A. EN FRANCE, UN ARSENAL LÉGISLATIF FONDÉ SUR UNE APPROCHE « PAR LES DROITS »

La France a opté, depuis 2016, pour une approche consistant à renforcer les droits des travailleurs indépendants des plateformes en matière de travail et de protection sociale, indépendamment de la question de leur statut. Cette approche contraste ainsi, comme indiqué, avec celle de la Commission européenne dans sa proposition de directive.

1. La loi du 8 août 2016 relative au travail, à la modernisation du dialogue social et à la sécurisation des parcours professionnels, (loi El Khomri)

Cette loi est la première à intervenir sur le sujet, en apportant une reconnaissance juridique aux travailleurs des plateformes qu'elle définit comme travailleurs indépendants. Elle leur ouvre ainsi la possibilité de bénéficier de droits fondamentaux et garanties au titre de la responsabilité sociale des plateformes à travers lesquelles ils exercent leur activité.

La loi et son décret d'application de mai 2017 précisent que les travailleurs qui réalisent un chiffre d'affaires au moins égal à 13 % du plafond de la sécurité sociale sur une même plateforme (soit 5 347,68 euros en 2021) bénéficient d'une prise en charge de leurs cotisations d'assurance individuelle pour les risques accidents du travail ou de leurs cotisations à l'assurance volontaire de la sécurité sociale. Cette réforme s'est traduite par la conclusion de contrats collectifs souscrits par les plateformes auprès d'assureurs (art. L. 7342-2 du code du travail).

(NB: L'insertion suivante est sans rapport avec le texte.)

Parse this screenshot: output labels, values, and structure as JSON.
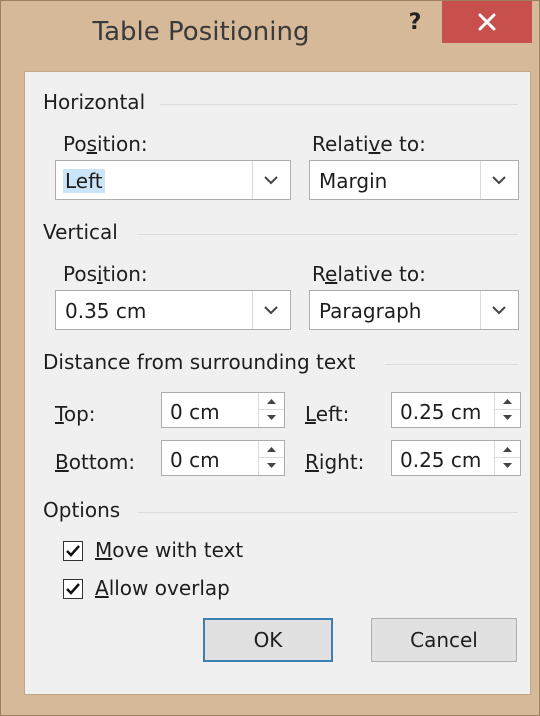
{
  "dialog": {
    "title": "Table Positioning",
    "help_label": "?"
  },
  "horizontal": {
    "group_label": "Horizontal",
    "position": {
      "label_pre": "Po",
      "label_u": "s",
      "label_post": "ition:",
      "value": "Left"
    },
    "relative_to": {
      "label_pre": "Relati",
      "label_u": "v",
      "label_post": "e to:",
      "value": "Margin"
    }
  },
  "vertical": {
    "group_label": "Vertical",
    "position": {
      "label_pre": "Pos",
      "label_u": "i",
      "label_post": "tion:",
      "value": "0.35 cm"
    },
    "relative_to": {
      "label_pre": "R",
      "label_u": "e",
      "label_post": "lative to:",
      "value": "Paragraph"
    }
  },
  "distance": {
    "group_label": "Distance from surrounding text",
    "top": {
      "label_u": "T",
      "label_post": "op:",
      "value": "0 cm"
    },
    "bottom": {
      "label_u": "B",
      "label_post": "ottom:",
      "value": "0 cm"
    },
    "left": {
      "label_u": "L",
      "label_post": "eft:",
      "value": "0.25 cm"
    },
    "right": {
      "label_u": "R",
      "label_post": "ight:",
      "value": "0.25 cm"
    }
  },
  "options": {
    "group_label": "Options",
    "move_with_text": {
      "label_u": "M",
      "label_post": "ove with text",
      "checked": true
    },
    "allow_overlap": {
      "label_u": "A",
      "label_post": "llow overlap",
      "checked": true
    }
  },
  "buttons": {
    "ok": "OK",
    "cancel": "Cancel"
  },
  "colors": {
    "frame": "#d5b998",
    "close_button": "#c7504c",
    "client": "#f0f0f0",
    "selection_highlight": "#cce4f7",
    "default_button_border": "#3c7fb1"
  },
  "icons": {
    "close": "close-icon",
    "dropdown": "chevron-down-icon",
    "spin_up": "spin-up-icon",
    "spin_down": "spin-down-icon",
    "check": "checkmark-icon"
  }
}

De plus, la loi prévoit deux droits : d'un côté, le droit à l'accès à la formation professionnelle prise en charge pour partie par les plateformes, sous réserve du seuil minimal de chiffre d'affaires précité (art. L. 7342-3 et L. 7342-4 du code du travail) et de l'autre, la possibilité de défendre des revendications professionnelles et par conséquent de refuser de fournir leurs services. La loi estime qu'un tel refus ne peut constituer un motif de responsabilité contractuelle ou de rupture de la relation contractuelle (art. L. 7342-5 et L. 7342-6 du code du travail).

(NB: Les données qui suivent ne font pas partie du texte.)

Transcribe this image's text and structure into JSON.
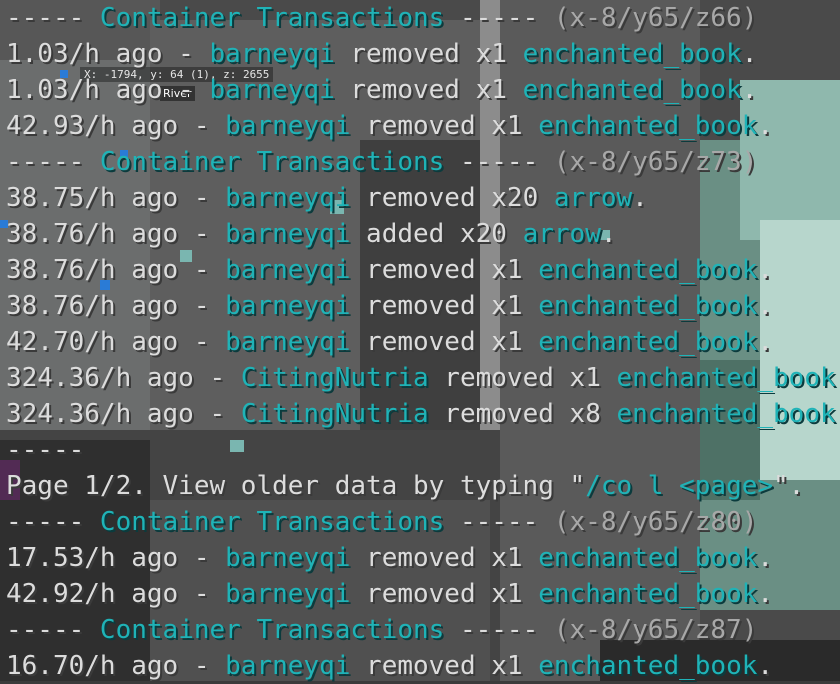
{
  "hud": {
    "coords": "X: -1794, y: 64 (1), z: 2655",
    "biome": "River"
  },
  "chat": [
    {
      "parts": [
        {
          "t": "----- ",
          "c": "w"
        },
        {
          "t": "Container Transactions",
          "c": "c"
        },
        {
          "t": " ----- ",
          "c": "w"
        },
        {
          "t": "(x-8/y65/z66)",
          "c": "g"
        }
      ]
    },
    {
      "parts": [
        {
          "t": "1.03/h ago - ",
          "c": "w"
        },
        {
          "t": "barneyqi",
          "c": "c"
        },
        {
          "t": " removed x1 ",
          "c": "w"
        },
        {
          "t": "enchanted_book",
          "c": "c"
        },
        {
          "t": ".",
          "c": "w"
        }
      ]
    },
    {
      "parts": [
        {
          "t": "1.03/h ago - ",
          "c": "w"
        },
        {
          "t": "barneyqi",
          "c": "c"
        },
        {
          "t": " removed x1 ",
          "c": "w"
        },
        {
          "t": "enchanted_book",
          "c": "c"
        },
        {
          "t": ".",
          "c": "w"
        }
      ]
    },
    {
      "parts": [
        {
          "t": "42.93/h ago - ",
          "c": "w"
        },
        {
          "t": "barneyqi",
          "c": "c"
        },
        {
          "t": " removed x1 ",
          "c": "w"
        },
        {
          "t": "enchanted_book",
          "c": "c"
        },
        {
          "t": ".",
          "c": "w"
        }
      ]
    },
    {
      "parts": [
        {
          "t": "----- ",
          "c": "w"
        },
        {
          "t": "Container Transactions",
          "c": "c"
        },
        {
          "t": " ----- ",
          "c": "w"
        },
        {
          "t": "(x-8/y65/z73)",
          "c": "g"
        }
      ]
    },
    {
      "parts": [
        {
          "t": "38.75/h ago - ",
          "c": "w"
        },
        {
          "t": "barneyqi",
          "c": "c"
        },
        {
          "t": " removed x20 ",
          "c": "w"
        },
        {
          "t": "arrow",
          "c": "c"
        },
        {
          "t": ".",
          "c": "w"
        }
      ]
    },
    {
      "parts": [
        {
          "t": "38.76/h ago - ",
          "c": "w"
        },
        {
          "t": "barneyqi",
          "c": "c"
        },
        {
          "t": " added x20 ",
          "c": "w"
        },
        {
          "t": "arrow",
          "c": "c"
        },
        {
          "t": ".",
          "c": "w"
        }
      ]
    },
    {
      "parts": [
        {
          "t": "38.76/h ago - ",
          "c": "w"
        },
        {
          "t": "barneyqi",
          "c": "c"
        },
        {
          "t": " removed x1 ",
          "c": "w"
        },
        {
          "t": "enchanted_book",
          "c": "c"
        },
        {
          "t": ".",
          "c": "w"
        }
      ]
    },
    {
      "parts": [
        {
          "t": "38.76/h ago - ",
          "c": "w"
        },
        {
          "t": "barneyqi",
          "c": "c"
        },
        {
          "t": " removed x1 ",
          "c": "w"
        },
        {
          "t": "enchanted_book",
          "c": "c"
        },
        {
          "t": ".",
          "c": "w"
        }
      ]
    },
    {
      "parts": [
        {
          "t": "42.70/h ago - ",
          "c": "w"
        },
        {
          "t": "barneyqi",
          "c": "c"
        },
        {
          "t": " removed x1 ",
          "c": "w"
        },
        {
          "t": "enchanted_book",
          "c": "c"
        },
        {
          "t": ".",
          "c": "w"
        }
      ]
    },
    {
      "parts": [
        {
          "t": "324.36/h ago - ",
          "c": "w"
        },
        {
          "t": "CitingNutria",
          "c": "c"
        },
        {
          "t": " removed x1 ",
          "c": "w"
        },
        {
          "t": "enchanted_book",
          "c": "c"
        },
        {
          "t": ".",
          "c": "w"
        }
      ]
    },
    {
      "parts": [
        {
          "t": "324.36/h ago - ",
          "c": "w"
        },
        {
          "t": "CitingNutria",
          "c": "c"
        },
        {
          "t": " removed x8 ",
          "c": "w"
        },
        {
          "t": "enchanted_book",
          "c": "c"
        },
        {
          "t": ".",
          "c": "w"
        }
      ]
    },
    {
      "parts": [
        {
          "t": "-----",
          "c": "w"
        }
      ]
    },
    {
      "parts": [
        {
          "t": "Page 1/2. View older data by typing \"",
          "c": "w"
        },
        {
          "t": "/co l <page>",
          "c": "c"
        },
        {
          "t": "\".",
          "c": "w"
        }
      ]
    },
    {
      "parts": [
        {
          "t": "----- ",
          "c": "w"
        },
        {
          "t": "Container Transactions",
          "c": "c"
        },
        {
          "t": " ----- ",
          "c": "w"
        },
        {
          "t": "(x-8/y65/z80)",
          "c": "g"
        }
      ]
    },
    {
      "parts": [
        {
          "t": "17.53/h ago - ",
          "c": "w"
        },
        {
          "t": "barneyqi",
          "c": "c"
        },
        {
          "t": " removed x1 ",
          "c": "w"
        },
        {
          "t": "enchanted_book",
          "c": "c"
        },
        {
          "t": ".",
          "c": "w"
        }
      ]
    },
    {
      "parts": [
        {
          "t": "42.92/h ago - ",
          "c": "w"
        },
        {
          "t": "barneyqi",
          "c": "c"
        },
        {
          "t": " removed x1 ",
          "c": "w"
        },
        {
          "t": "enchanted_book",
          "c": "c"
        },
        {
          "t": ".",
          "c": "w"
        }
      ]
    },
    {
      "parts": [
        {
          "t": "----- ",
          "c": "w"
        },
        {
          "t": "Container Transactions",
          "c": "c"
        },
        {
          "t": " ----- ",
          "c": "w"
        },
        {
          "t": "(x-8/y65/z87)",
          "c": "g"
        }
      ]
    },
    {
      "parts": [
        {
          "t": "16.70/h ago - ",
          "c": "w"
        },
        {
          "t": "barneyqi",
          "c": "c"
        },
        {
          "t": " removed x1 ",
          "c": "w"
        },
        {
          "t": "enchanted_book",
          "c": "c"
        },
        {
          "t": ".",
          "c": "w"
        }
      ]
    }
  ]
}
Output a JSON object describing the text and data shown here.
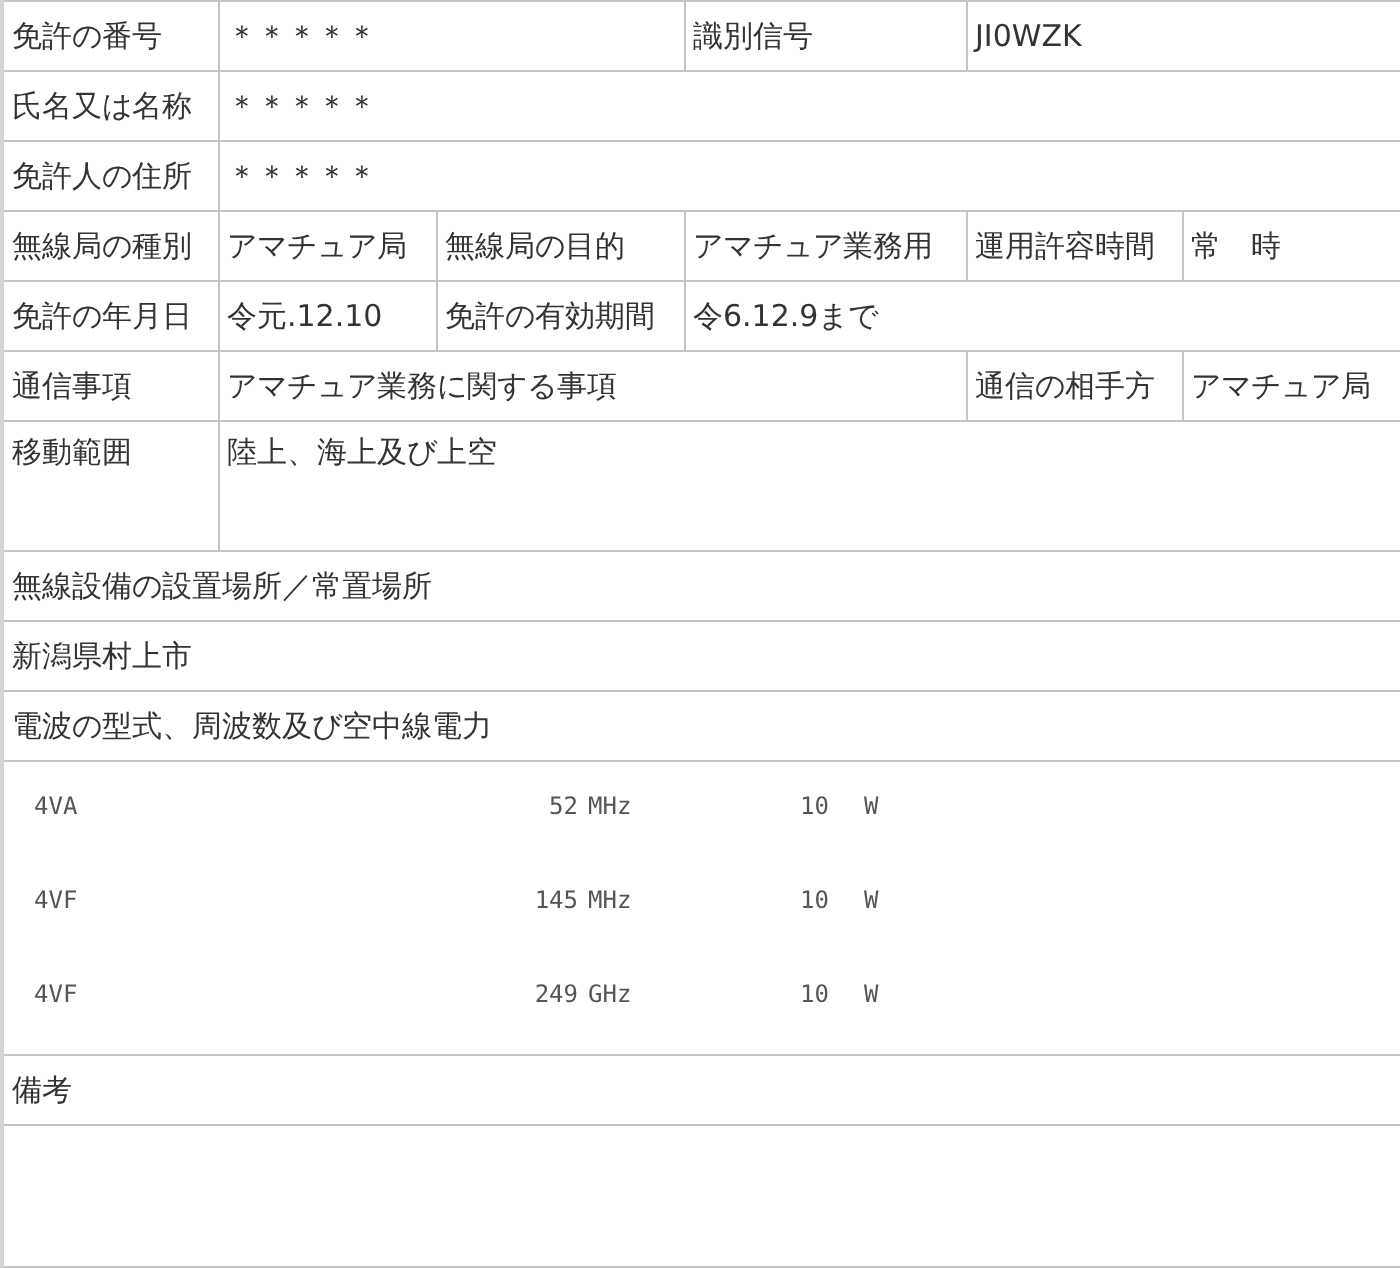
{
  "rows": [
    {
      "kind": "text",
      "cells": [
        {
          "text": "免許の番号"
        },
        {
          "text": "＊＊＊＊＊"
        },
        {
          "text": "識別信号"
        },
        {
          "text": "JI0WZK"
        }
      ]
    },
    {
      "kind": "text",
      "cells": [
        {
          "text": "氏名又は名称"
        },
        {
          "text": "＊＊＊＊＊"
        }
      ]
    },
    {
      "kind": "text",
      "cells": [
        {
          "text": "免許人の住所"
        },
        {
          "text": "＊＊＊＊＊"
        }
      ]
    },
    {
      "kind": "text",
      "cells": [
        {
          "text": "無線局の種別"
        },
        {
          "text": "アマチュア局"
        },
        {
          "text": "無線局の目的"
        },
        {
          "text": "アマチュア業務用"
        },
        {
          "text": "運用許容時間"
        },
        {
          "text": "常　時"
        }
      ]
    },
    {
      "kind": "text",
      "cells": [
        {
          "text": "免許の年月日"
        },
        {
          "text": "令元.12.10"
        },
        {
          "text": "免許の有効期間"
        },
        {
          "text": "令6.12.9まで"
        }
      ]
    },
    {
      "kind": "text",
      "cells": [
        {
          "text": "通信事項"
        },
        {
          "text": "アマチュア業務に関する事項"
        },
        {
          "text": "通信の相手方"
        },
        {
          "text": "アマチュア局"
        }
      ]
    },
    {
      "kind": "tall_text",
      "cells": [
        {
          "text": "移動範囲"
        },
        {
          "text": "陸上、海上及び上空"
        }
      ]
    },
    {
      "kind": "text",
      "cells": [
        {
          "text": "無線設備の設置場所／常置場所"
        }
      ]
    },
    {
      "kind": "text",
      "cells": [
        {
          "text": "新潟県村上市"
        }
      ]
    },
    {
      "kind": "text",
      "cells": [
        {
          "text": "電波の型式、周波数及び空中線電力"
        }
      ]
    },
    {
      "kind": "emissions",
      "emissions": [
        {
          "type": "4VA",
          "frequency": "52",
          "unit": "MHz",
          "power": "10",
          "power_unit": "W"
        },
        {
          "type": "4VF",
          "frequency": "145",
          "unit": "MHz",
          "power": "10",
          "power_unit": "W"
        },
        {
          "type": "4VF",
          "frequency": "249",
          "unit": "GHz",
          "power": "10",
          "power_unit": "W"
        }
      ]
    },
    {
      "kind": "text",
      "cells": [
        {
          "text": "備考"
        }
      ]
    }
  ]
}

2. La loi du 24 décembre 2019 d'orientation des mobilités (LOM)

Reprenant les dispositions prévues dans le projet de loi relatif à la liberté de choisir son avenir professionnel, la loi LOM est venue compléter ces dispositions. Elle prévoit que la plateforme abonde le compte personnel de formation du travailleur indépendant au-delà d'un certain chiffre d'affaires selon le secteur d'activité (art. L. 7342-3 du code du travail), et transmette aux travailleurs qui en font la demande l'ensemble des données personnelles relatives à leur activité, dans un format structuré et interopérable.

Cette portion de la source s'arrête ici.